Wiedergänger – plakativ in kahlem Raum
Die Bühne im Depot 2 umfasst die gesamte Breite des Raumes, ausgeschlagen mit einer schmutzig schwarzen Umwandung, davor rundum schwarze Sitzkisten, in denen die Spieler im Katastrophenfall, dem dramatischen Höhepunkt des Stücks, ins Unsichtbare verschwinden. Ansonsten gibt’s eine zur Gruppe zusammengeschobener sperriger Tische und Stühle und eine große Dia-Leinwand.

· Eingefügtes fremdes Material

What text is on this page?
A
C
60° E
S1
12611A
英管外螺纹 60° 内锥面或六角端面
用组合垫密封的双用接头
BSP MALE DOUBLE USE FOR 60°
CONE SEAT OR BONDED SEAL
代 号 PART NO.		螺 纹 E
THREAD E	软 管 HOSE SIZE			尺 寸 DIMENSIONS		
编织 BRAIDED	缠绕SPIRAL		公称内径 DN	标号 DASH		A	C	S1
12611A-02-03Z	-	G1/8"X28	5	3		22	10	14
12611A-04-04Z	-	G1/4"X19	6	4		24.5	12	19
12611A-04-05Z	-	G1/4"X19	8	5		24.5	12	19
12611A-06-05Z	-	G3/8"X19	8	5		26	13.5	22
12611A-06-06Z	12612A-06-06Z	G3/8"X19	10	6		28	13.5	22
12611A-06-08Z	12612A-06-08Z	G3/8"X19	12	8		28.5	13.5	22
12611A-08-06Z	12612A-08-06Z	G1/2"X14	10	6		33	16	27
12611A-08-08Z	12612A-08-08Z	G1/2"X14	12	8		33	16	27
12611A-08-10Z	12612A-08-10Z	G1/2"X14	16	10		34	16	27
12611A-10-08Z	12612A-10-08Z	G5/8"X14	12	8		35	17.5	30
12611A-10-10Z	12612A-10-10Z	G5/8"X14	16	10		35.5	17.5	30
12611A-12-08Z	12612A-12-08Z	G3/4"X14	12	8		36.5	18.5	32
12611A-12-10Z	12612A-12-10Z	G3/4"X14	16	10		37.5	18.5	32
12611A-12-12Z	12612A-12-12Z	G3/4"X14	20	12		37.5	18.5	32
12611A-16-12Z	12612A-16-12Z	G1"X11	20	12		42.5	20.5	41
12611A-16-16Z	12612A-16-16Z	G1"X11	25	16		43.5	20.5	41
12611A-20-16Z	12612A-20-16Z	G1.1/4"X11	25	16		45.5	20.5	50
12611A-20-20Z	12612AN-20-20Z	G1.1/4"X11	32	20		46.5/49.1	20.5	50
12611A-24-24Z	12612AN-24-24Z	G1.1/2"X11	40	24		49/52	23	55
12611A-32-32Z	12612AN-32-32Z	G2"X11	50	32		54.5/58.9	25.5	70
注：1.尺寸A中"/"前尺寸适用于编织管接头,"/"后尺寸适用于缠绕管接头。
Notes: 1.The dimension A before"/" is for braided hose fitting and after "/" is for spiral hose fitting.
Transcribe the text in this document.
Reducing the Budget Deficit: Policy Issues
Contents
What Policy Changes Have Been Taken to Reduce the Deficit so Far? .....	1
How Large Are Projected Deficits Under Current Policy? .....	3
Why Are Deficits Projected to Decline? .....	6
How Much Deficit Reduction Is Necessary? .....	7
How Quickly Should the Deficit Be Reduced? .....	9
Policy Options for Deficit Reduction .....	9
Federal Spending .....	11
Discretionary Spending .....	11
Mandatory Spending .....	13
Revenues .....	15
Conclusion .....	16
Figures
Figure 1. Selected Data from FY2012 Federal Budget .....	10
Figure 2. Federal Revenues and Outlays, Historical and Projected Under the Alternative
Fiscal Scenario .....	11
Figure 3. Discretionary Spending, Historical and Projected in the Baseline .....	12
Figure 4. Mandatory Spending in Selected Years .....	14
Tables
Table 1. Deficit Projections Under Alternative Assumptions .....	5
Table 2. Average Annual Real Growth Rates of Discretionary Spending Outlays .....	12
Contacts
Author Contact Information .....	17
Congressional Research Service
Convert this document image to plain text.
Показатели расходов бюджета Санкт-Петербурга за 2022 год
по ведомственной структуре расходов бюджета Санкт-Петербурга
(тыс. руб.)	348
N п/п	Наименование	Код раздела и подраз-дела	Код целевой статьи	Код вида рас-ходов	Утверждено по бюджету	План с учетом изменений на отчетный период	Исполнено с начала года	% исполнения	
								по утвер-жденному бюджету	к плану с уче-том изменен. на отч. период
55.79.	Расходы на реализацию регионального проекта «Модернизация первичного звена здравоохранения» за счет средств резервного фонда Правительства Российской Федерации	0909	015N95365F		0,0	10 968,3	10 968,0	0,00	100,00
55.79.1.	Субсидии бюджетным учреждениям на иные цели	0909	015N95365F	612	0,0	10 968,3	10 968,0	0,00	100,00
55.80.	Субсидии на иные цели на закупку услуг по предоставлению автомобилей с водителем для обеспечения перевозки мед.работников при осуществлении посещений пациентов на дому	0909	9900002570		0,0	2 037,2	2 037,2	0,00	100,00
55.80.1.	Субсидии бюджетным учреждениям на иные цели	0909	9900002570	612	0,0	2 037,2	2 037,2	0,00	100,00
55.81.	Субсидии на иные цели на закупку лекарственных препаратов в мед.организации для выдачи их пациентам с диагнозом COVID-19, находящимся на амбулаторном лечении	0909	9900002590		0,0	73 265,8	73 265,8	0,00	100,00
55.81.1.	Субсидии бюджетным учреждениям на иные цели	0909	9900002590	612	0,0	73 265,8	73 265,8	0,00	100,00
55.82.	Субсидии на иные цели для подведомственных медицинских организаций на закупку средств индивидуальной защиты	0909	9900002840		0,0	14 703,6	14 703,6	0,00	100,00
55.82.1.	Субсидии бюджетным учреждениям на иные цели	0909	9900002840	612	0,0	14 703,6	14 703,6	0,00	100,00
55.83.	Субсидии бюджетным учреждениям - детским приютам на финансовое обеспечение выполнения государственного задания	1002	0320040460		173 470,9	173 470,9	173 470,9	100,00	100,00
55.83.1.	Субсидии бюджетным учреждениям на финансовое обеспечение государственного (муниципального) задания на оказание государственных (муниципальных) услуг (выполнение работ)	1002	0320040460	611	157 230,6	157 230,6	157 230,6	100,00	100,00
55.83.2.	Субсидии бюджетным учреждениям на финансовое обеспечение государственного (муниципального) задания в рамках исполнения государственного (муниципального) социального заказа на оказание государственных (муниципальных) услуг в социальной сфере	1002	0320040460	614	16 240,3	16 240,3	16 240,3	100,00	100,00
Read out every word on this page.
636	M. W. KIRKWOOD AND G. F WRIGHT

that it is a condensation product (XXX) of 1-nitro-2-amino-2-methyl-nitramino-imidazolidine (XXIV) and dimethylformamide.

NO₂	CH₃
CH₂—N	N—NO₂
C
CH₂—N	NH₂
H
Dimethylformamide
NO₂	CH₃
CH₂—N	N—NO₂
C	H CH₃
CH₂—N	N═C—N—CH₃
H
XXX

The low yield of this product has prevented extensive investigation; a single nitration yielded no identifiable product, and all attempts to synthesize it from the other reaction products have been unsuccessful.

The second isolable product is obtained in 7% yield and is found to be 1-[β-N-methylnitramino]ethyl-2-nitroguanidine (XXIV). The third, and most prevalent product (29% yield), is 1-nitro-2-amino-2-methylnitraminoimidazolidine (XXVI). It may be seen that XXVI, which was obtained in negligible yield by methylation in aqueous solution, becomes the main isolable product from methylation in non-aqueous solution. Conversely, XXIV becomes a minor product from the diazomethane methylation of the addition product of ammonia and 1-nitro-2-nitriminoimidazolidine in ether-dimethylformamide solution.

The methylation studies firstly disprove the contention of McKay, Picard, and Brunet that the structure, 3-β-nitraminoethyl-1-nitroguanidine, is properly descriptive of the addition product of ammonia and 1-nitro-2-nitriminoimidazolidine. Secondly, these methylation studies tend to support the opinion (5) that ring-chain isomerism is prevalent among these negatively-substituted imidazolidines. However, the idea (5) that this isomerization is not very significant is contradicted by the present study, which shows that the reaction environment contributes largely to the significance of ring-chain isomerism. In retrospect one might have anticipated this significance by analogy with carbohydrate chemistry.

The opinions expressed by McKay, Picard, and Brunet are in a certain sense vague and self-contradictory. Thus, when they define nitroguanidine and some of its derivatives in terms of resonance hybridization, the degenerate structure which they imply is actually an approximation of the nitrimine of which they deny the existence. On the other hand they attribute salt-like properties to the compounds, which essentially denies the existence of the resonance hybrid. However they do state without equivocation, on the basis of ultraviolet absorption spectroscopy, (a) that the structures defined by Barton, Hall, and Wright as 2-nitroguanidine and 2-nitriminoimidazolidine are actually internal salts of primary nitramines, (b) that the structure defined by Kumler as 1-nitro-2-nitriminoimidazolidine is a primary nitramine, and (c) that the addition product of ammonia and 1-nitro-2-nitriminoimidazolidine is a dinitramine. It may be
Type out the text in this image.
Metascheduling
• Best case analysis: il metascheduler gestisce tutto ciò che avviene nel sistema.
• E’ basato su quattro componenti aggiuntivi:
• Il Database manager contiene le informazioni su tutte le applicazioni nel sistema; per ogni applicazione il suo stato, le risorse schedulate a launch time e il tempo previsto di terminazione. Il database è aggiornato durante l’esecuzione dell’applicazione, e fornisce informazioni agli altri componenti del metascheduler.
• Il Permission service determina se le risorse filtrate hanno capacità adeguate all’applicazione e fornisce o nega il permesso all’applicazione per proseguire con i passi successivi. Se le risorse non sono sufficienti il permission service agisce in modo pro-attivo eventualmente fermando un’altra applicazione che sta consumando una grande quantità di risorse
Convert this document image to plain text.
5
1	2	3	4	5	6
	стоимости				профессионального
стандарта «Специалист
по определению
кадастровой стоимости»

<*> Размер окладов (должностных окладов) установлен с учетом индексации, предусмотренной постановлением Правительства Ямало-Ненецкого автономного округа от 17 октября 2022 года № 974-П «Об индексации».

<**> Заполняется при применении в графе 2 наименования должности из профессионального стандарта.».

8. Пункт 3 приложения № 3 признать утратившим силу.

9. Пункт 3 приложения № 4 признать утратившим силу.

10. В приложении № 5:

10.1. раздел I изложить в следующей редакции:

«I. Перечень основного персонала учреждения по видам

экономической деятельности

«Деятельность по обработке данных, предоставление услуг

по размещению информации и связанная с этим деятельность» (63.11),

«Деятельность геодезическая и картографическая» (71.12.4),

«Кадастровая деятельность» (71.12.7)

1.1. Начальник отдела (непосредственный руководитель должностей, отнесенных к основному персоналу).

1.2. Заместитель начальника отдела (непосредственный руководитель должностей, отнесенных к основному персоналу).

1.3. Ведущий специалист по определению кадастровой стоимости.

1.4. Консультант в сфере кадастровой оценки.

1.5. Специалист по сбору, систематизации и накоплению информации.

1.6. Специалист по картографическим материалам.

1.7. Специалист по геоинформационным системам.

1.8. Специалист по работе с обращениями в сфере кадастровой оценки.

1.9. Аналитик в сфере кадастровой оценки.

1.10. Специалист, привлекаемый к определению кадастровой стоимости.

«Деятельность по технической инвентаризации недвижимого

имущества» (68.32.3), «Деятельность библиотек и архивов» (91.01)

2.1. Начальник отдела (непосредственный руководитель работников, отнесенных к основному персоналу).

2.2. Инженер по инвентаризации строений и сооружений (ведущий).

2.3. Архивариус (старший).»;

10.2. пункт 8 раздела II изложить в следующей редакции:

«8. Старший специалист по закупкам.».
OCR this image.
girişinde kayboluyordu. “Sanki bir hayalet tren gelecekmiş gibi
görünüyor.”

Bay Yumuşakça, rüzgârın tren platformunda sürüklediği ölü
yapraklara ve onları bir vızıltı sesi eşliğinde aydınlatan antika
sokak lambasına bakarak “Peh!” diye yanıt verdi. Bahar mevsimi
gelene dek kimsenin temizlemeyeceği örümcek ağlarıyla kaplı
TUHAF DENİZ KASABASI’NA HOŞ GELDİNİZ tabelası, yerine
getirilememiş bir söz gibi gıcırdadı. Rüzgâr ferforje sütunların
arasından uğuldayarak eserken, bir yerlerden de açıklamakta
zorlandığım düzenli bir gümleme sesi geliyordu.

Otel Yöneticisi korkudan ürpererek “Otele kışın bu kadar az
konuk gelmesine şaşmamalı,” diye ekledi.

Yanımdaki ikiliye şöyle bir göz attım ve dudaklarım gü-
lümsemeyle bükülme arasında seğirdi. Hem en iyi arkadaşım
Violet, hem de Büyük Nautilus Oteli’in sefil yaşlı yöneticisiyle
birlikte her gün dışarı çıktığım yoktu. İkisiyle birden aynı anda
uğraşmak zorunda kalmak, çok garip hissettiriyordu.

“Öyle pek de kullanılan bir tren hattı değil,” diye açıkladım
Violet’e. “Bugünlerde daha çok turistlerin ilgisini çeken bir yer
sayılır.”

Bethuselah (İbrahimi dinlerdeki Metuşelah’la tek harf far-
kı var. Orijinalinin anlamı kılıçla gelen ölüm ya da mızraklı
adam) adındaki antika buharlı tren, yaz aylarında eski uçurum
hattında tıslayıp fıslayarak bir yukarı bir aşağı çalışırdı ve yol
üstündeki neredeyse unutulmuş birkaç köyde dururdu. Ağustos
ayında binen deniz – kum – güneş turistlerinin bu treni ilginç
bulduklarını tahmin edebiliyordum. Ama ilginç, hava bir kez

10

Fünf Personen erscheinen, nehmen weit voneinander entfernt Platz vor der dunklen Wand. Aus dem Off ertönt Musik, die das Stück meist verhalten begleiten wird.. Auf der Leinwand erscheinen Dias von einem eleganten Hochzeitspaar, zunächst scharf, bevor sie sich mehr und mehr in Helligkeit und Unschärfe auflösen. (Dias und Fotografie: Lisa Däßler). Eine Frau in blassgrünem bodenlangen Samtkleid zieht ihre Stöckelschuhe aus, lässt sie mitten auf der Bühne stehen, da bleiben sie bis zur letzten Szene, während die Frau - jetzt barfuß beinahe über ihren Saum stolpernd - sich mit dem Rücken zum Publikum vor der Leinwand niederhockt.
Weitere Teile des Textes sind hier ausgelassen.